Current Mortgage Trends in Canada
According to Tania Bourassa-Ochoa, CMHC’s deputy chief economist, the mortgage arrears rate is anticipated to heighten in 2026, especially in pricier markets like Toronto and Vancouver. The national delinquency rate increased by seven basis points from 2023 to 2025, now sitting at 0.22 percent. While this is a substantial rise, it falls short of earlier predictions of a broader wave of delinquencies.
Mortgage Renewals and Economic Impact
Over the past year, approximately 1.5 million Canadian households have renewed their mortgages, transitioning from historically low pandemic rates. An additional million renewals are predicted for 2026. Amidst fears of a “ticking time bomb” scenario due to soaring interest rates, many homeowners have extended their amortization periods to manage payments effectively.
- Mortgage amortizations have increased by 16 months compared to prepandemic levels.
- Strong wage growth in 2024 may mitigate the effects of higher payments for some households.
Regional Disparities in Mortgage Arrears
Toronto and Vancouver have reported the highest rates of mortgage arrears. In Toronto, arrears surged from 0.06 percent in 2022 to 0.26 percent in the third quarter of 2025. The increase is attributed to high housing costs, a struggling job market, and difficulties within the condominium sector.
Future Projections of Delinquencies
By the end of 2026, Toronto’s mortgage arrears are expected to reach 0.34 percent. Other cities, such as Ottawa, Montreal, and Winnipeg, are predicted to see a peak in delinquencies by mid-2026, followed by a decline. Despite the current rise in mortgage arrears, they remain below historical averages, thanks in part to pandemic-era support from financial institutions.
- TD economist Maria Solovieva holds a more optimistic view, suggesting that the peak renewal period is largely behind us.

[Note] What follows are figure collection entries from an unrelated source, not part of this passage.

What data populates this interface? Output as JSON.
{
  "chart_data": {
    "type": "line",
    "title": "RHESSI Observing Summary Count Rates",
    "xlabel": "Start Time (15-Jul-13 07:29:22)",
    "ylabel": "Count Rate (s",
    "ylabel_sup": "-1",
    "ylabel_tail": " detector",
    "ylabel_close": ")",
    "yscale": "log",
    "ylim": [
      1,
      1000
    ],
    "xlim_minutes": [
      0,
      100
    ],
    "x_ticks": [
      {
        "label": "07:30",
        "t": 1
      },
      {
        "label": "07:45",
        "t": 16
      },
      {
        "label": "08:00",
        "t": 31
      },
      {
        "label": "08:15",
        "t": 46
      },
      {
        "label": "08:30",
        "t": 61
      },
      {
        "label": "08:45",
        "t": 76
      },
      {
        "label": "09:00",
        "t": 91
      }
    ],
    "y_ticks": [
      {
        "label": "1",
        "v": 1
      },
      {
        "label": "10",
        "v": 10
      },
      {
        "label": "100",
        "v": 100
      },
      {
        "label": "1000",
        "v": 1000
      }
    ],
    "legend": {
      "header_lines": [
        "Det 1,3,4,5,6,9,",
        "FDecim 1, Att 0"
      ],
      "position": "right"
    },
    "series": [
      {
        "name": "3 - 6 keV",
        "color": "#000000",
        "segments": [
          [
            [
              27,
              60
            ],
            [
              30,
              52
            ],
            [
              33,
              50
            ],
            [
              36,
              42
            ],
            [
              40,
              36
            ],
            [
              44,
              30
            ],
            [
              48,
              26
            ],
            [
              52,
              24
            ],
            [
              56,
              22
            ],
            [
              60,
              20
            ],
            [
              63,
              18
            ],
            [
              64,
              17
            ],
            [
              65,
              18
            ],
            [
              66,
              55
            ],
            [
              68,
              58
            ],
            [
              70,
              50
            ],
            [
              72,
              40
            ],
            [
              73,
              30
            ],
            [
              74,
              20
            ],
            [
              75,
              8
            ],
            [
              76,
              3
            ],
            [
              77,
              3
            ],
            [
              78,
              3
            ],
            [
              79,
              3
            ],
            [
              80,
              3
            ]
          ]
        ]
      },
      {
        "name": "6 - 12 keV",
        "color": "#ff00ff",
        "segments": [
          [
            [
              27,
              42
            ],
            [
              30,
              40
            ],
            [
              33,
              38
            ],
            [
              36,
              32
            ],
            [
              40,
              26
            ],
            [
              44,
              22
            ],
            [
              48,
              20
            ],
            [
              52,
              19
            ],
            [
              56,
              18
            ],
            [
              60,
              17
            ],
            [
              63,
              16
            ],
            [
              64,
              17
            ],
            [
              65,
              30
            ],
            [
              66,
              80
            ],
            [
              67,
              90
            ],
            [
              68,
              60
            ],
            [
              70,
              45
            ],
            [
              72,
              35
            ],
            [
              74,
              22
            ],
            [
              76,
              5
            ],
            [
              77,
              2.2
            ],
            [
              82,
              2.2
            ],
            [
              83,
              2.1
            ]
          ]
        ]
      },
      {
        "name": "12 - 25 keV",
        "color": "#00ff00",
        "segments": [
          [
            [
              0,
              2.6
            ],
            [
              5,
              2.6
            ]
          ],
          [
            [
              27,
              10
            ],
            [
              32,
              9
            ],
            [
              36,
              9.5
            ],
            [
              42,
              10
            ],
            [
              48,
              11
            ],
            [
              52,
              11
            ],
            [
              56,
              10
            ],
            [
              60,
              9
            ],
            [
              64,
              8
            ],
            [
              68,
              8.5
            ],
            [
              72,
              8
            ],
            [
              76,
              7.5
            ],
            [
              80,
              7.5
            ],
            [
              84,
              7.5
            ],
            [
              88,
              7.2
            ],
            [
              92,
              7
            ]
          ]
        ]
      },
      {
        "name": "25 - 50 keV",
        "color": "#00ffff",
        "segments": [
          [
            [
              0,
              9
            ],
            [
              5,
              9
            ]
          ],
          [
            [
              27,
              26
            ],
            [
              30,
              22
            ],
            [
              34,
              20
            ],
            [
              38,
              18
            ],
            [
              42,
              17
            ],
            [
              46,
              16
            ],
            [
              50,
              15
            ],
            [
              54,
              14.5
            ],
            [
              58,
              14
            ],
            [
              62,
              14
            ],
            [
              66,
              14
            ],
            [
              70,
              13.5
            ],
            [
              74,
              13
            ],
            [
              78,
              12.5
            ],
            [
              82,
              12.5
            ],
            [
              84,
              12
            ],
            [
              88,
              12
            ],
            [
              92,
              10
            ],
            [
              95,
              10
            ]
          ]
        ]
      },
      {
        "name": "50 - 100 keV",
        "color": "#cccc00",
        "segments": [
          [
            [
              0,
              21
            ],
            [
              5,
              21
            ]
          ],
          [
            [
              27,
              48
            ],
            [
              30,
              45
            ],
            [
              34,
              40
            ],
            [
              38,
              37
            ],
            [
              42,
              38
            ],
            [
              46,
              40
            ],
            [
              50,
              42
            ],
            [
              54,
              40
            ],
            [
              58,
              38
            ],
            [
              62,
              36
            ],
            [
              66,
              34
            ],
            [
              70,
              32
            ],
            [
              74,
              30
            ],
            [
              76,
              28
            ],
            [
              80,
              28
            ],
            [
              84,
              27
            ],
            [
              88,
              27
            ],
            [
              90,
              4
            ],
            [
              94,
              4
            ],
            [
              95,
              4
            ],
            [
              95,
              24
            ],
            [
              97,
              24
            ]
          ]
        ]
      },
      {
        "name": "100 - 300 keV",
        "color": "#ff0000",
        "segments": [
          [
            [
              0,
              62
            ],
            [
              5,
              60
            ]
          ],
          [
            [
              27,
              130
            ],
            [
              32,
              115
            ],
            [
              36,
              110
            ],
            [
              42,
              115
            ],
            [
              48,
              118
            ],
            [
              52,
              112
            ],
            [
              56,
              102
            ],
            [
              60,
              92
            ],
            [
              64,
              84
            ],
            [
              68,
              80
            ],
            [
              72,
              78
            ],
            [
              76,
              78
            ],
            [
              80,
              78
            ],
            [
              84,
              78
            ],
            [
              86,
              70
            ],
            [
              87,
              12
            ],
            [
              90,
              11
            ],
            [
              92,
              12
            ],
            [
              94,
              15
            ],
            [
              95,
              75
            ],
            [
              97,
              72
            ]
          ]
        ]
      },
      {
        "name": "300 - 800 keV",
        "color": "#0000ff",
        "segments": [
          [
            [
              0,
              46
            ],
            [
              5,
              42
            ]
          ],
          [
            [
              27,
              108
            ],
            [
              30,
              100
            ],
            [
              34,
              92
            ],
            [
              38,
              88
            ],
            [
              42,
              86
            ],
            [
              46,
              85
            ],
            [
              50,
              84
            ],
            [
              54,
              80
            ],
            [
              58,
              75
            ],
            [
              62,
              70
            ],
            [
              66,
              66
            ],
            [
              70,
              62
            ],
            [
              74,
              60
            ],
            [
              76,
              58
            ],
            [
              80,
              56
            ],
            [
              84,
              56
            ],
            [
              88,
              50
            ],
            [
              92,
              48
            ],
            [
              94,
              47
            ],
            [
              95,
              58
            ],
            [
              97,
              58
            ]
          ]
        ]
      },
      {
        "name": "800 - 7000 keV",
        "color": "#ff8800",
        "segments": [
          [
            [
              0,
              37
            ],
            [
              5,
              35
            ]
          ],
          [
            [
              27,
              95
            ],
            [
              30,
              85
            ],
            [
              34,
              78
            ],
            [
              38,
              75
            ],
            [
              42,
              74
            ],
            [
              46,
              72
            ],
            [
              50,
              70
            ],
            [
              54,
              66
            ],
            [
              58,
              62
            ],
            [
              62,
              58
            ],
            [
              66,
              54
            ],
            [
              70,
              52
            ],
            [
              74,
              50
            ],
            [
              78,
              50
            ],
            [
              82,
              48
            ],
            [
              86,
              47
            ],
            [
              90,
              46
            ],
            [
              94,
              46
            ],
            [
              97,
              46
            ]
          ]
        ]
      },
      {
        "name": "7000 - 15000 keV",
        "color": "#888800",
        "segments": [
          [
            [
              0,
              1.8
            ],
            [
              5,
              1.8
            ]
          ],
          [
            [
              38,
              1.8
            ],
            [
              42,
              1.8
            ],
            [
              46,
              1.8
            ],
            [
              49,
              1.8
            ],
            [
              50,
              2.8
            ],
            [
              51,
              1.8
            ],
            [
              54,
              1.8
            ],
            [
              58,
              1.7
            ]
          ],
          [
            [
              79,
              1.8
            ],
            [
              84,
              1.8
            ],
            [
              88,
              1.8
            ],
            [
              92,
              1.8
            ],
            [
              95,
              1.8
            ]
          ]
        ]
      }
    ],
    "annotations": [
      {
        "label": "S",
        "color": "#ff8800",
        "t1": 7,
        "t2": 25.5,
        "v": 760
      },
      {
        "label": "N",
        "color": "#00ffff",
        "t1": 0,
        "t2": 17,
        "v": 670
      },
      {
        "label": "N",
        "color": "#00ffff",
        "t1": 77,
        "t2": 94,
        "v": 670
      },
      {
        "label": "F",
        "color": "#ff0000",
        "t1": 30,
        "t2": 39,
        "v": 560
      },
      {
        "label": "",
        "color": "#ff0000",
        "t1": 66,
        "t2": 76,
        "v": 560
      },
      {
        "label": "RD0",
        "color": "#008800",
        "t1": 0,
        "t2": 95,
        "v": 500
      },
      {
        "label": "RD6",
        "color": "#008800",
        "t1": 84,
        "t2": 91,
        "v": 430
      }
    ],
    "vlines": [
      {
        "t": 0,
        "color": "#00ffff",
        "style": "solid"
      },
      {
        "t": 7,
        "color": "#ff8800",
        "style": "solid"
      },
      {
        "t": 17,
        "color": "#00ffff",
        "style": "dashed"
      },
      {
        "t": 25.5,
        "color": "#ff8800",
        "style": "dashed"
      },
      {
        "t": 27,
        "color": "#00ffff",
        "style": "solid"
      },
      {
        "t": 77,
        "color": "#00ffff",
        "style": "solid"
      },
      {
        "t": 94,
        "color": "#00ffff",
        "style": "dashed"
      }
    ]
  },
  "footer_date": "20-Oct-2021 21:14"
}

- Shorter-term mortgages may experience less severe effects from interest rate changes.
Risks Ahead
Despite the positive outlook, concerns about job stability linger, with potential adverse effects from Canada’s trade relationship with the U.S. Unemployment could exacerbate the situation, particularly in regions susceptible to tariff impacts. Bourassa-Ochoa noted rising non-mortgage delinquencies as an early warning sign for mortgage arrears.
As homeowners navigate a turbulent economic landscape, the focus remains on managing renewals effectively in the face of rising interest rates. Strategic planning and an understanding of broader economic indicators will be key for Canadians in maintaining mortgage stability.